第四章 -11-
堅魚は出雲を離れたくなかった。
ここには既に堅魚の家庭がある。
麻奈古がいて、もうすぐ子供まで生まれるのだ。
夫としても父親としても、彼らをここへ置き去りにすることなどできない。
しかし、都へ戻れという国盛の命令も、また無視できないものだった。
国盛は物事を自分の思い通りに運ばねば気のすまない女だ。そのためには手段を選ばない。
その点、最も父の血を濃く受け継いだ子であるとも言えよう。
誰かに対して、何か恨みに思ったり怒りを感じたりしていれば、国盛は決してそれをそのままにしておいたりはしない。
どんな手を使ってでも恨みを報じ、相手に自分の怒りを思い知らせる。
国盛がそういう類いの女であるということは、宮中でも周知の噂となっているくらいだった。
それに、こちらにも何か禍があるかもしれないと、先ほど古麻呂が口を滑らせていたではないか。
おそらく、古麻呂は他にも何か言いつかっているに違いない。
例えば、堅魚が都へ戻ることを拒否したら、大切にしている人間を人質に取ってでも、堅魚に言うことを聞かせろなどと。
もし万が一、麻奈古が傷つけられるようなことにでもなったら。
腹に子がいるのだ。
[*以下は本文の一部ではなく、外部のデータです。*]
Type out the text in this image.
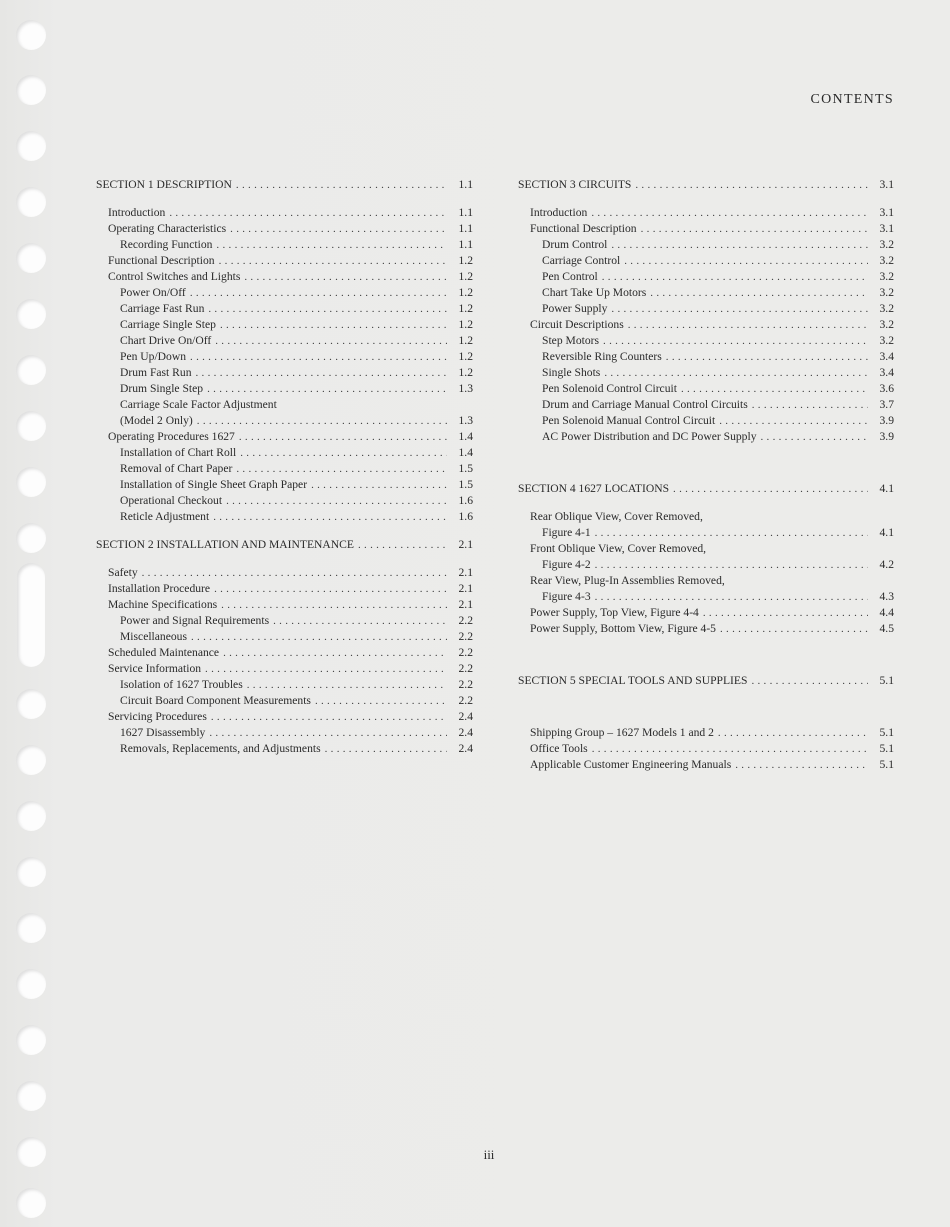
CONTENTS
SECTION 1 DESCRIPTION .....	1.1
Introduction .....	1.1
Operating Characteristics .....	1.1
Recording Function .....	1.1
Functional Description .....	1.2
Control Switches and Lights .....	1.2
Power On/Off .....	1.2
Carriage Fast Run .....	1.2
Carriage Single Step .....	1.2
Chart Drive On/Off .....	1.2
Pen Up/Down .....	1.2
Drum Fast Run .....	1.2
Drum Single Step .....	1.3
Carriage Scale Factor Adjustment
(Model 2 Only) .....	1.3
Operating Procedures 1627 .....	1.4
Installation of Chart Roll .....	1.4
Removal of Chart Paper .....	1.5
Installation of Single Sheet Graph Paper .....	1.5
Operational Checkout .....	1.6
Reticle Adjustment .....	1.6
SECTION 2 INSTALLATION AND MAINTENANCE .....	2.1
Safety .....	2.1
Installation Procedure .....	2.1
Machine Specifications .....	2.1
Power and Signal Requirements .....	2.2
Miscellaneous .....	2.2
Scheduled Maintenance .....	2.2
Service Information .....	2.2
Isolation of 1627 Troubles .....	2.2
Circuit Board Component Measurements .....	2.2
Servicing Procedures .....	2.4
1627 Disassembly .....	2.4
Removals, Replacements, and Adjustments .....	2.4
SECTION 3 CIRCUITS .....	3.1
Introduction .....	3.1
Functional Description .....	3.1
Drum Control .....	3.2
Carriage Control .....	3.2
Pen Control .....	3.2
Chart Take Up Motors .....	3.2
Power Supply .....	3.2
Circuit Descriptions .....	3.2
Step Motors .....	3.2
Reversible Ring Counters .....	3.4
Single Shots .....	3.4
Pen Solenoid Control Circuit .....	3.6
Drum and Carriage Manual Control Circuits .....	3.7
Pen Solenoid Manual Control Circuit .....	3.9
AC Power Distribution and DC Power Supply .....	3.9
SECTION 4 1627 LOCATIONS .....	4.1
Rear Oblique View, Cover Removed,
Figure 4-1 .....	4.1
Front Oblique View, Cover Removed,
Figure 4-2 .....	4.2
Rear View, Plug-In Assemblies Removed,
Figure 4-3 .....	4.3
Power Supply, Top View, Figure 4-4 .....	4.4
Power Supply, Bottom View, Figure 4-5 .....	4.5
SECTION 5 SPECIAL TOOLS AND SUPPLIES .....	5.1
Shipping Group – 1627 Models 1 and 2 .....	5.1
Office Tools .....	5.1
Applicable Customer Engineering Manuals .....	5.1
iii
いくら武術に長けた麻奈古であっても、今はほんの少しの無理が身体に障るかもしれない。
子供のことを考えれば、麻奈古には誰にも指一本触れさせたくはなかった。
それに、堅魚は諸魚のことを考えていた。
不遇の生涯を送り、たった一人でこの世を去った弟。
その最期だけでもせめて看取ってやることが、兄である堅魚の最低限の役目であったはずなのに。
諸魚のことを忘れていたわけではない。
だが、いつの間にか麻奈古の方が大事になってしまっていたことも、また堅魚にとっての正直な真実だった。
だから、堅魚はそのまま諸魚を都に置いておくことができたのである。
だが、そのせいで、諸魚が死んだのだとすれば。
堅魚は諸魚に対する申しわけない気持ちで一杯だった。
せめて、その葬式を堅魚自身の手で出してやることが、諸魚への精一杯の供養になるのではないか。
このこと一つ取っただけでも、堅魚は都へ戻らねばなるまい。
やはり、堅魚が大人しく国盛の命に従うほかないのか。
だが、一度でも都へ戻ったなら、果たしてまた出雲へ帰って来られるものか。
今まで何の連絡もして来なかった国盛が、急に帰れと命令を出したのだ。
あの女は無駄なことはしない。きっと、何か理由があるのだ。
国盛の性格を考えれば、堅魚とて生きて戻れる保証はなかった。
ましてや、諸魚の死にすら疑いがあるとするならば……。
ああ、やはり出雲を離れられない。
麻奈古の胸に顔を埋めながら、堅魚は同じことを繰り返し繰り返し考えていた。
だが、何度考えても、堂々巡りして結論が出ない。
麻奈古の肌を柔らかく、その温もりを愛しく感じれば感じるほど、堅魚の頭は乱れて収集がつかなくなる。
そして、苦悩のあまり、いつの間にか麻奈古との刹那の悦びに逃げてしまっている自分を感じるのであった。
夜が白々と開け始める頃まで、堅魚は麻奈古を離さなかった。
大事な宝物を取り上げられようとする子供が、必死にそれへしがみつくかのように。